И он распахнул передо мной дверь кооператива «Эскулап».

В подвальном этаже они отгородили угол для великого гипнотизера. Мы заплатили десять рублей и очутились у него за ширмой.

Гавриил Харитонович встретил нас пронзительным взглядом. Я сел около него на стул, и он спросил, разложив перед собой чистую голубую медицинскую карту:

— На что жалуетесь? Я сказал:

— Ка-ка-как его?.. — и начал озираться.

— Умственная отсталость? — спрашивает Варежкин.

— Хуже, — махнул рукой папа и вкратце изложил ему нашу беду, суть которой была в том, что он опасается, как бы я не скапустился от своей первой любви, плюс как бы из его сына не вырос убийца и садист.

— Ясно, — кивнул Варежкин и крупным почерком записал в мою историю болезни: Андрей Антонов. 10 лет. Синдром «Отелло».

— Ты знаешь, кто такой Отелло? — спросил он.

— Это лётчик, — сказал я. — Герой Великой Отечественной войны.

— Герой войны — Гастелло, — говорит Варежкин. — Отелло — герой английской трагедии. Он из-за ревности удушил замечательную женщину Дездемону.

— Просто ни в какие ворота не лезет, — сердито сказал папа.

— Такой человек — всё равно что мопед без руля и без тормоза, — веско промолвил Гавриил Харитонович. — Ты нелюдимый или общительный?

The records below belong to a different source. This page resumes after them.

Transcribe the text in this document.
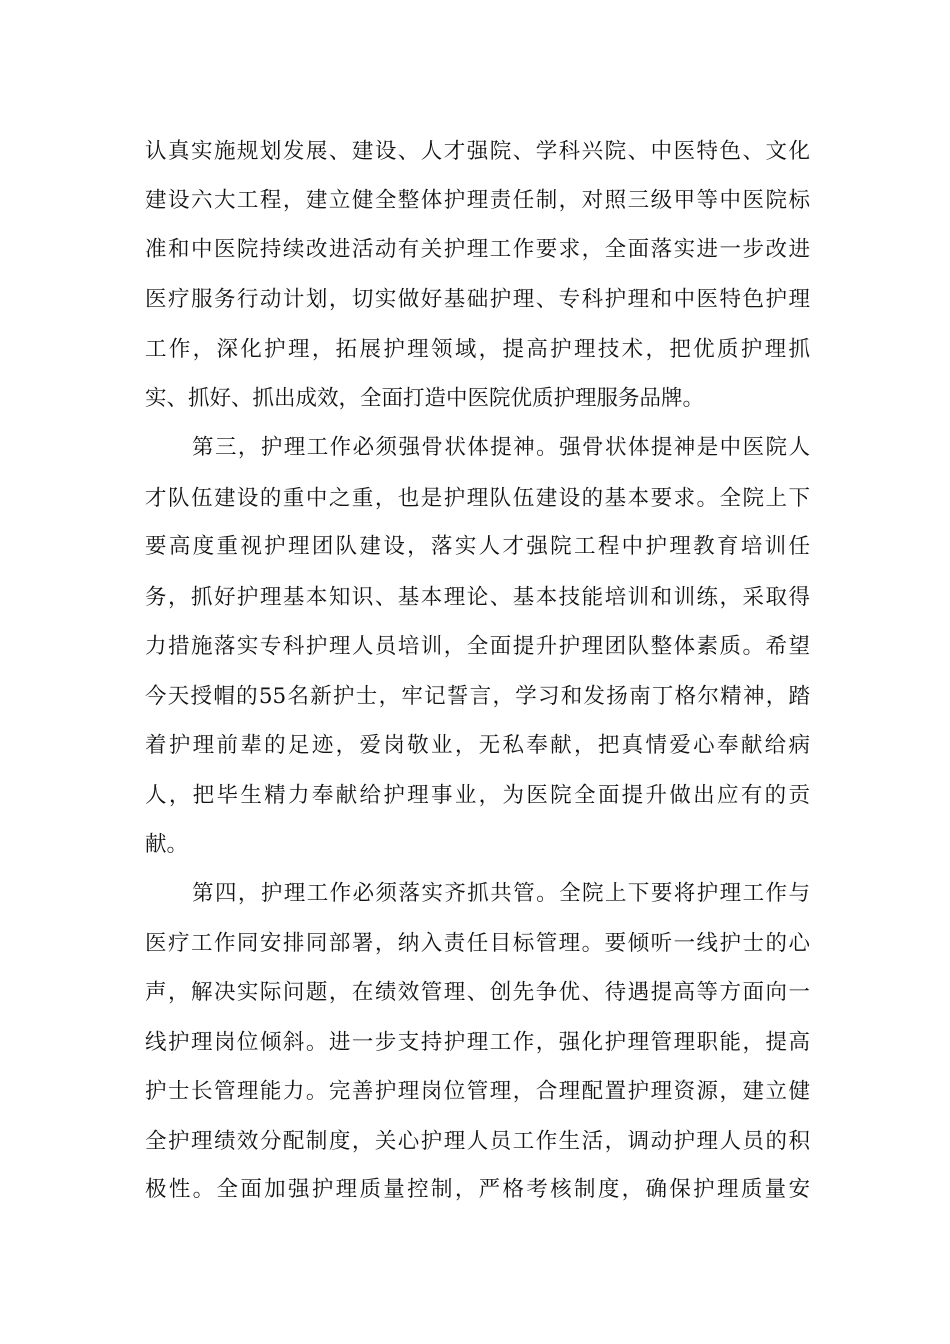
认真实施规划发展、建设、人才强院、学科兴院、中医特色、文化
建设六大工程，建立健全整体护理责任制，对照三级甲等中医院标
准和中医院持续改进活动有关护理工作要求，全面落实进一步改进
医疗服务行动计划，切实做好基础护理、专科护理和中医特色护理
工作，深化护理，拓展护理领域，提高护理技术，把优质护理抓
实、抓好、抓出成效，全面打造中医院优质护理服务品牌。
第三，护理工作必须强骨状体提神。强骨状体提神是中医院人
才队伍建设的重中之重，也是护理队伍建设的基本要求。全院上下
要高度重视护理团队建设，落实人才强院工程中护理教育培训任
务，抓好护理基本知识、基本理论、基本技能培训和训练，采取得
力措施落实专科护理人员培训，全面提升护理团队整体素质。希望
今天授帽的55名新护士，牢记誓言，学习和发扬南丁格尔精神，踏
着护理前辈的足迹，爱岗敬业，无私奉献，把真情爱心奉献给病
人，把毕生精力奉献给护理事业，为医院全面提升做出应有的贡
献。
第四，护理工作必须落实齐抓共管。全院上下要将护理工作与
医疗工作同安排同部署，纳入责任目标管理。要倾听一线护士的心
声，解决实际问题，在绩效管理、创先争优、待遇提高等方面向一
线护理岗位倾斜。进一步支持护理工作，强化护理管理职能，提高
护士长管理能力。完善护理岗位管理，合理配置护理资源，建立健
全护理绩效分配制度，关心护理人员工作生活，调动护理人员的积
极性。全面加强护理质量控制，严格考核制度，确保护理质量安
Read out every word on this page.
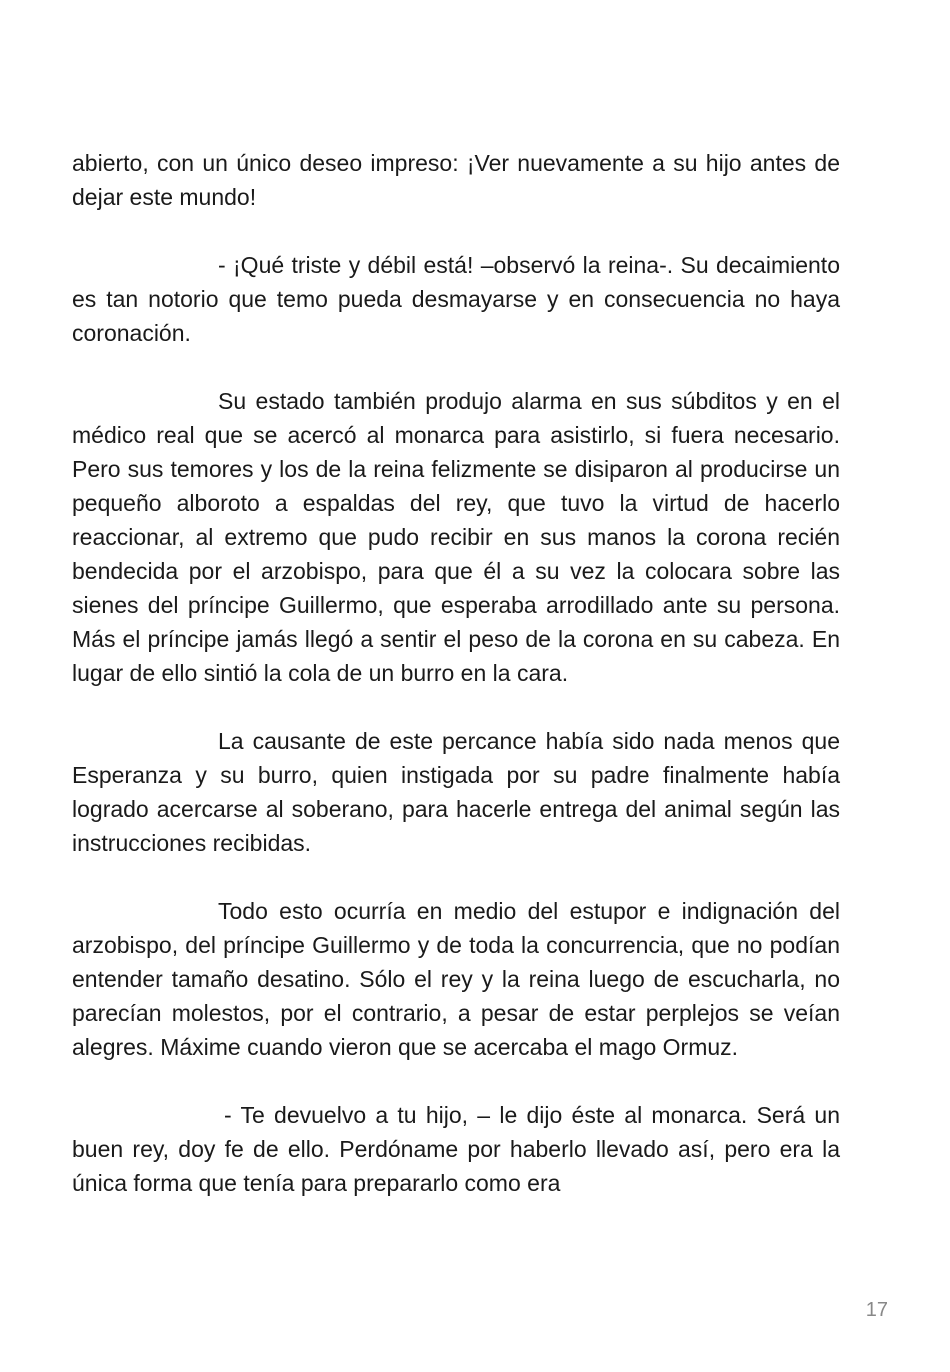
abierto, con un único deseo impreso: ¡Ver nuevamente a su hijo antes de dejar este mundo!

- ¡Qué triste y débil está! –observó la reina-. Su decaimiento es tan notorio que temo pueda desmayarse y en consecuencia no haya coronación.

Su estado también produjo alarma en sus súbditos y en el médico real que se acercó al monarca para asistirlo, si fuera necesario. Pero sus temores y los de la reina felizmente se disiparon al producirse un pequeño alboroto a espaldas del rey, que tuvo la virtud de hacerlo reaccionar, al extremo que pudo recibir en sus manos la corona recién bendecida por el arzobispo, para que él a su vez la colocara sobre las sienes del príncipe Guillermo, que esperaba arrodillado ante su persona. Más el príncipe jamás llegó a sentir el peso de la corona en su cabeza. En lugar de ello sintió la cola de un burro en la cara.

La causante de este percance había sido nada menos que Esperanza y su burro, quien instigada por su padre finalmente había logrado acercarse al soberano, para hacerle entrega del animal según las instrucciones recibidas.

Todo esto ocurría en medio del estupor e indignación del arzobispo, del príncipe Guillermo y de toda la concurrencia, que no podían entender tamaño desatino. Sólo el rey y la reina luego de escucharla, no parecían molestos, por el contrario, a pesar de estar perplejos se veían alegres. Máxime cuando vieron que se acercaba el mago Ormuz.

- Te devuelvo a tu hijo, – le dijo éste al monarca. Será un buen rey, doy fe de ello. Perdóname por haberlo llevado así, pero era la única forma que tenía para prepararlo como era

17
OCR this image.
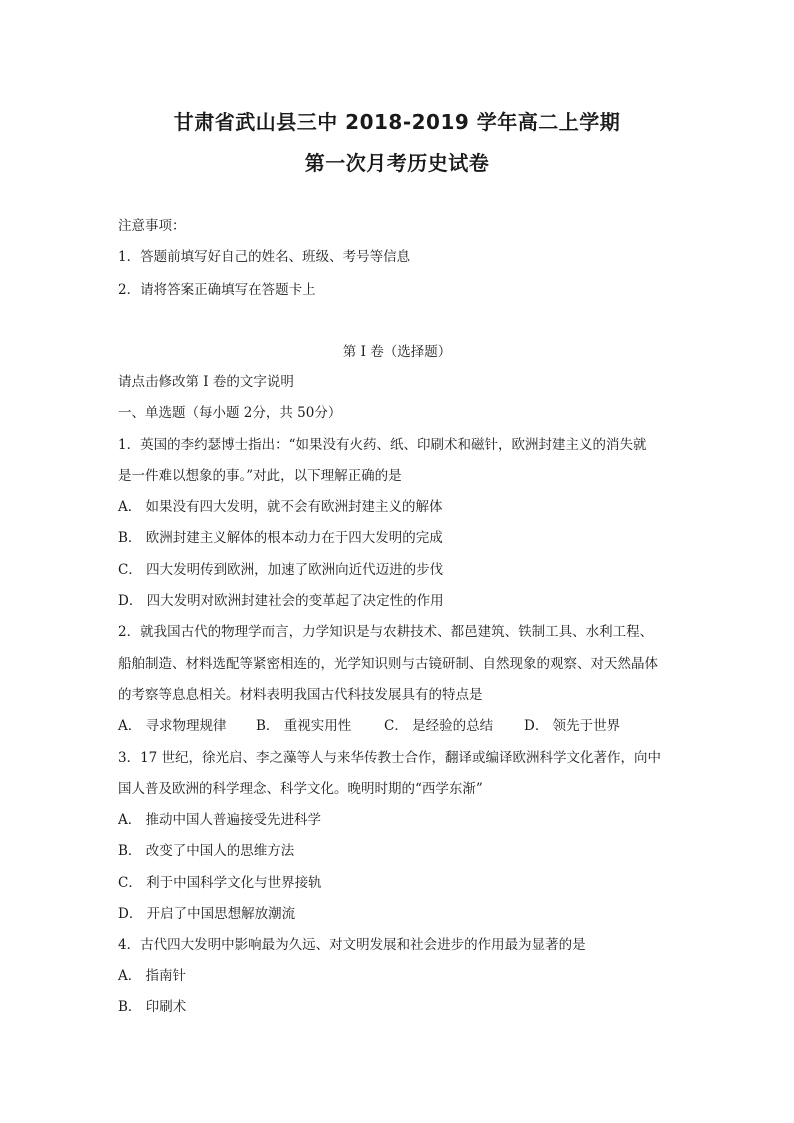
甘肃省武山县三中 2018-2019 学年高二上学期
第一次月考历史试卷
注意事项：
1．答题前填写好自己的姓名、班级、考号等信息
2．请将答案正确填写在答题卡上
第 I 卷（选择题）
请点击修改第 I 卷的文字说明
一、单选题（每小题 2分，共 50分）
1．英国的李约瑟博士指出：“如果没有火药、纸、印刷术和磁针，欧洲封建主义的消失就
是一件难以想象的事。”对此，以下理解正确的是
A． 如果没有四大发明，就不会有欧洲封建主义的解体
B． 欧洲封建主义解体的根本动力在于四大发明的完成
C． 四大发明传到欧洲，加速了欧洲向近代迈进的步伐
D． 四大发明对欧洲封建社会的变革起了决定性的作用
2．就我国古代的物理学而言，力学知识是与农耕技术、都邑建筑、铁制工具、水利工程、
船舶制造、材料选配等紧密相连的，光学知识则与古镜研制、自然现象的观察、对天然晶体
的考察等息息相关。材料表明我国古代科技发展具有的特点是
A． 寻求物理规律 B． 重视实用性 C． 是经验的总结 D． 领先于世界
3．17 世纪，徐光启、李之藻等人与来华传教士合作，翻译或编译欧洲科学文化著作，向中
国人普及欧洲的科学理念、科学文化。晚明时期的“西学东渐”
A． 推动中国人普遍接受先进科学
B． 改变了中国人的思维方法
C． 利于中国科学文化与世界接轨
D． 开启了中国思想解放潮流
4．古代四大发明中影响最为久远、对文明发展和社会进步的作用最为显著的是
A． 指南针
B． 印刷术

— И то и другое, — сказал я.

— Запоров нет?

— Нет.

Мы помолчали копеек на семьдесят. Варежкин что-то обмозговывал. У него подбородок кривой стал, как турецкая сабля. И он сказал мне, взмахнув этой саблей:

— Раз ты человек таких бурных страстей, тебе надо с ними покончить. Это очень просто. Во-первых, не стоять в стороне от спорта. Второе: поставить перед собой какую-нибудь великую цель: скажем, возродить реку или отреставрировать храм. Есть ещё один способ — впустить в себя океан информации… То-олько не вариться в собственном соку!!! — победоносно закончил он и поднялся, дав нам понять, что вопрос исчерпан.

Не теряя ни минуты, папа купил мне пластмассовую гирю, налил в неё воды и втянул меня в «железные игры». Я накачивал мышцы, как зверь, с полшестого утра до одиннадцати вечера с короткими передышками на школу, обед и сон. С каждым днем мы серьёзней и серьёзней относились к моим мышцам. Гири в пять килограммов нам показалось мало, и папа купил мне семикилограммовую!.. А мама — десяти!..

Все мои мысли теперь были заняты гирями, и я начал постепенно забывать Динку: Динкин взгляд, Динкин нос, Динкин голос, портфель, пальто, сапоги.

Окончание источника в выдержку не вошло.